Em uma questão que envolve o Ministério Público de Mato Grosso do Sul, a discussão sobre as eleições antecipadas nas mesas diretoras das câmaras municipais ganhou força. O MP recomendou a anulação da votação ocorrida em Rochedo, onde os vereadores, em 1º de janeiro de 2025, definiram quem irá dirigir a Casa até 2028. A recomendação foi Publicada No Diário Oficial do MP no dia 13 de setembro e direcionada ao presidente da Câmara Municipal, Edgar de Souza Rezende.
O Ministério Público argumenta que as eleições internas antecipadas representam um desvio de princípios constitucionais, principalmente pela falta de contemporaneidade entre a eleição e o exercício efetivo do mandato na mesa diretora.

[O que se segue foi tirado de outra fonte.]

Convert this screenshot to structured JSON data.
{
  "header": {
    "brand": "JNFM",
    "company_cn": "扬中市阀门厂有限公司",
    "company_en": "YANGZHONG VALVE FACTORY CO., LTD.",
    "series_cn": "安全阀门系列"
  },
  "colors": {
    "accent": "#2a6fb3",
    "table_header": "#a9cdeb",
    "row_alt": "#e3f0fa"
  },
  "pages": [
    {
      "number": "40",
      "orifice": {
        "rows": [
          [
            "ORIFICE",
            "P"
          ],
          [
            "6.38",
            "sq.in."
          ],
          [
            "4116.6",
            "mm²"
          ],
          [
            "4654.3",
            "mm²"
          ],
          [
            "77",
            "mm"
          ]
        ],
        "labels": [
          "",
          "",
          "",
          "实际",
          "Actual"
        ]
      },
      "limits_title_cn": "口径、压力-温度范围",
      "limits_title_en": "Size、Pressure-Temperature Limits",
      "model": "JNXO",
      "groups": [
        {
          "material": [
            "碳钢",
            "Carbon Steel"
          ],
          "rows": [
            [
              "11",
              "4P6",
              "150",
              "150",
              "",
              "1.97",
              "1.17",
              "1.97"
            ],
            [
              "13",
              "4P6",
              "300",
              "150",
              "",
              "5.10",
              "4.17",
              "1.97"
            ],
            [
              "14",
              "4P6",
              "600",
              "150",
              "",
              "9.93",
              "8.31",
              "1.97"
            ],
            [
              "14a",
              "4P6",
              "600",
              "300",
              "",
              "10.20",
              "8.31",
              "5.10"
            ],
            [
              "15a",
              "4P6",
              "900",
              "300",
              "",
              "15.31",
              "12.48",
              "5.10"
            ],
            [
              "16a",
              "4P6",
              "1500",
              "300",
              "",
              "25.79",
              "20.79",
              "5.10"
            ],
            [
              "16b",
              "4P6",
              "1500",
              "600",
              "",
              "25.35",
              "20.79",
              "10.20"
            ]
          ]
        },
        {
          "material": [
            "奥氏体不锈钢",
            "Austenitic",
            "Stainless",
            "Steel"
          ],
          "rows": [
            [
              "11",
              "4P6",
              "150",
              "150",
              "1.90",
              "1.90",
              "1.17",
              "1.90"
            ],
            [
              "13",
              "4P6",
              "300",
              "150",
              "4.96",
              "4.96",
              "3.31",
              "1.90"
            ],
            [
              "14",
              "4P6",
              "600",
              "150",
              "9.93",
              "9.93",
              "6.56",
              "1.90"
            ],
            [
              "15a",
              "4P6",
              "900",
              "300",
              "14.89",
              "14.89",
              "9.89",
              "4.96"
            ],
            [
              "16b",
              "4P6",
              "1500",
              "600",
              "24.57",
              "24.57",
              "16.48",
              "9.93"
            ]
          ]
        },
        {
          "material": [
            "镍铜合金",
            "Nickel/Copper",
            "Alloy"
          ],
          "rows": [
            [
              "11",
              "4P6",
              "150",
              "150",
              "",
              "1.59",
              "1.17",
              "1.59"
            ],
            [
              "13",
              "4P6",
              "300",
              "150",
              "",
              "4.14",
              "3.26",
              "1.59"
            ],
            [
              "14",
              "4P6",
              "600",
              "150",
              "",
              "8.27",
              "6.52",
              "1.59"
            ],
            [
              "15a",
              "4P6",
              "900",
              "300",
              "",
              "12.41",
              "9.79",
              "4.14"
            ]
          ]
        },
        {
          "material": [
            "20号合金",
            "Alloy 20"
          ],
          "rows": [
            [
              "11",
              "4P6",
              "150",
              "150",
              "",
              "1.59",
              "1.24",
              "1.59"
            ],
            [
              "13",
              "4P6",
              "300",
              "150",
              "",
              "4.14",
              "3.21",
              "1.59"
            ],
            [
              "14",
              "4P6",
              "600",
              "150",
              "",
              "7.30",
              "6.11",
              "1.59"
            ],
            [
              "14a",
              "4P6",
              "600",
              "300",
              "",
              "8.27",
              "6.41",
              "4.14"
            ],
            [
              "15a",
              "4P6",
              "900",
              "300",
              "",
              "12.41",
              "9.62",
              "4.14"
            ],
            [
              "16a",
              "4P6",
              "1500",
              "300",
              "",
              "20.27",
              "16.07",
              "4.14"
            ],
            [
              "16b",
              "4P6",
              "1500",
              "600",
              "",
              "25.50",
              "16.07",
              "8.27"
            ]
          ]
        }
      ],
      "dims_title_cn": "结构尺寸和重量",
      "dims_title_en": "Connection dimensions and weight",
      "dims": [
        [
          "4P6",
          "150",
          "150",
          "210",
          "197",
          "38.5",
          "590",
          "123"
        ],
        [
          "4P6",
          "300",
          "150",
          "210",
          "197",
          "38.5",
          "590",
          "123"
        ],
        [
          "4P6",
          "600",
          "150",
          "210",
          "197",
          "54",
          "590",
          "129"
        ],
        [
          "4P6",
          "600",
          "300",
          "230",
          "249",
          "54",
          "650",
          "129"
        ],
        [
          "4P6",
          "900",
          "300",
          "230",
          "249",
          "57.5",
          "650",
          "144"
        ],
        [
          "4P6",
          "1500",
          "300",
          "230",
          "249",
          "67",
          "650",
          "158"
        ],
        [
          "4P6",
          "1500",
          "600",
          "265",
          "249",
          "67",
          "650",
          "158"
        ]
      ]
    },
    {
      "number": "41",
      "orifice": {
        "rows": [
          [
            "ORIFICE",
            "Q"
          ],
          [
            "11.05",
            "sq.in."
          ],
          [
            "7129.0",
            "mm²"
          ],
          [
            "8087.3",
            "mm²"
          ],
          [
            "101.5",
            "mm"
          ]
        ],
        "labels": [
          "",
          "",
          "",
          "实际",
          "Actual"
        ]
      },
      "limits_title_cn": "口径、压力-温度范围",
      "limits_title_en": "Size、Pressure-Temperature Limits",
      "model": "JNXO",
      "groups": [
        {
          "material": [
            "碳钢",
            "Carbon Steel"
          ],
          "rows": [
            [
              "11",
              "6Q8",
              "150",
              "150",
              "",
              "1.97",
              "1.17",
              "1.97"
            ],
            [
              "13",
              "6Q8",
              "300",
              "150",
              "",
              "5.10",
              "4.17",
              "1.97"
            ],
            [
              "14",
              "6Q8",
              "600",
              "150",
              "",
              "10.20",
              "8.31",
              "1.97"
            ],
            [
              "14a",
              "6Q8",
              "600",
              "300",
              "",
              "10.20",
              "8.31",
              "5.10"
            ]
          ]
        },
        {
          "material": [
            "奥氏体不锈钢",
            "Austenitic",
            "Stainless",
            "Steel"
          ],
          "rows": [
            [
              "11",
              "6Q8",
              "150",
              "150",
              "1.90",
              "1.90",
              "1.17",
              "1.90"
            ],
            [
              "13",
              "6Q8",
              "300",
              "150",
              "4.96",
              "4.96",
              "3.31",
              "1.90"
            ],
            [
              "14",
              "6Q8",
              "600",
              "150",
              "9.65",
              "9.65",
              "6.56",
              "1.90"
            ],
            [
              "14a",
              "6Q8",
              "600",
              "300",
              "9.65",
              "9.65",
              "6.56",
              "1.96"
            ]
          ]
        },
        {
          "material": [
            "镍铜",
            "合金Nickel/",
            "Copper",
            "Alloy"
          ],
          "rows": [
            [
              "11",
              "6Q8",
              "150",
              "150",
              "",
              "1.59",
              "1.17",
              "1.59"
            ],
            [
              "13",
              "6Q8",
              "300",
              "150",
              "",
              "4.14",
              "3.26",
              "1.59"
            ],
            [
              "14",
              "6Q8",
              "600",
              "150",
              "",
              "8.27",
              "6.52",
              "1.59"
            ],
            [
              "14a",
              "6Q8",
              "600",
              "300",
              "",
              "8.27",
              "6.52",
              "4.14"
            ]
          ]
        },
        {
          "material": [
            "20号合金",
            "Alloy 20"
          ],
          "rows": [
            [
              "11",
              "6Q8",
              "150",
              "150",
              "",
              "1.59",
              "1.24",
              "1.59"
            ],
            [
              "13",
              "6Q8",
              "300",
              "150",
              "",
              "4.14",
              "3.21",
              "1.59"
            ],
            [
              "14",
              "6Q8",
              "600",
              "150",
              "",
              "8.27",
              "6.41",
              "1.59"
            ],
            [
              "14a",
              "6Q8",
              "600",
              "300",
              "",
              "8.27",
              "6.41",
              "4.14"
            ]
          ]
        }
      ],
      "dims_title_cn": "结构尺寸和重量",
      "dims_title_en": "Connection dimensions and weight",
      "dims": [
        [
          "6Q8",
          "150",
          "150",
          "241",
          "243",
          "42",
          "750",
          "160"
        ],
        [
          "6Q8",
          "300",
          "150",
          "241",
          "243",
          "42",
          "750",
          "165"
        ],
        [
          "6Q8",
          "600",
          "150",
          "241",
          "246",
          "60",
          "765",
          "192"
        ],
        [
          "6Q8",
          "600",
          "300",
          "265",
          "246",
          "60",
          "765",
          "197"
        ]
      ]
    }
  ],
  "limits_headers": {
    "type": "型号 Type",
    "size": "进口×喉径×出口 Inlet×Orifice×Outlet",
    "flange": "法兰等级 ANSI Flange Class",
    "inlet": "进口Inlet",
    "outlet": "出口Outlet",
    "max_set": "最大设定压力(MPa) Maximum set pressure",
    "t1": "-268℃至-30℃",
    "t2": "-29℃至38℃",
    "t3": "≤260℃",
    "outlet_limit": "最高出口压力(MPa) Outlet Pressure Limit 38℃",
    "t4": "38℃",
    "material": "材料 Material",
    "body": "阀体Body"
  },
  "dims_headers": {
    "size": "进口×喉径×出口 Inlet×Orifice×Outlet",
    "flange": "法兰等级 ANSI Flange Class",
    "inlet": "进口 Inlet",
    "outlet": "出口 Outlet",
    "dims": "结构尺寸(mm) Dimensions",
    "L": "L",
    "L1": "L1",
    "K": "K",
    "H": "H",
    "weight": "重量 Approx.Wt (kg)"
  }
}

Essa prática de escolha de gestões futuras, em um cenário político que pode mudar drasticamente, levanta questões sobre a legitimidade dos representantes escolhidos.
Nesta mesma linha de movimentações, o Tribunal de Justiça de Mato Grosso do Sul decidiu gastar R$ 33,5 mil sem licitação para a realização de um curso sobre “gestão de riscos em contratações” para 25 participantes. Essa despesa representa cerca de R$ 1,3 mil por pessoa e acontece em um contexto de licitações abertas para diversas funções, incluindo motoristas e auditores.
Além disso, a Prefeitura de Sonora cancelou a contratação de uma empresa encarregada de organizar um concurso público, após a celebração de um Termo de Ajustamento de Conduta (TAC). Essa decisão pôs fim a uma investigação que tramitava no Tribunal de Contas sobre possíveis irregularidades na dispensa de licitação. Durante o processo, a própria administração municipal decidiu anular o certame.
No âmbito financeiro, a União autorizou a Prefeitura de Terenos a utilizar R$ 20 milhões em um financiamento com o Banco do Brasil, dentro do Programa Eficiência Municipal. A União atuará como garantidora do empréstimo, que será destinado a investimentos, enquanto a prefeitura deverá oferecer contragarantias, como receitas futuras do FPM, que podem ser bloqueadas em caso de inadimplência.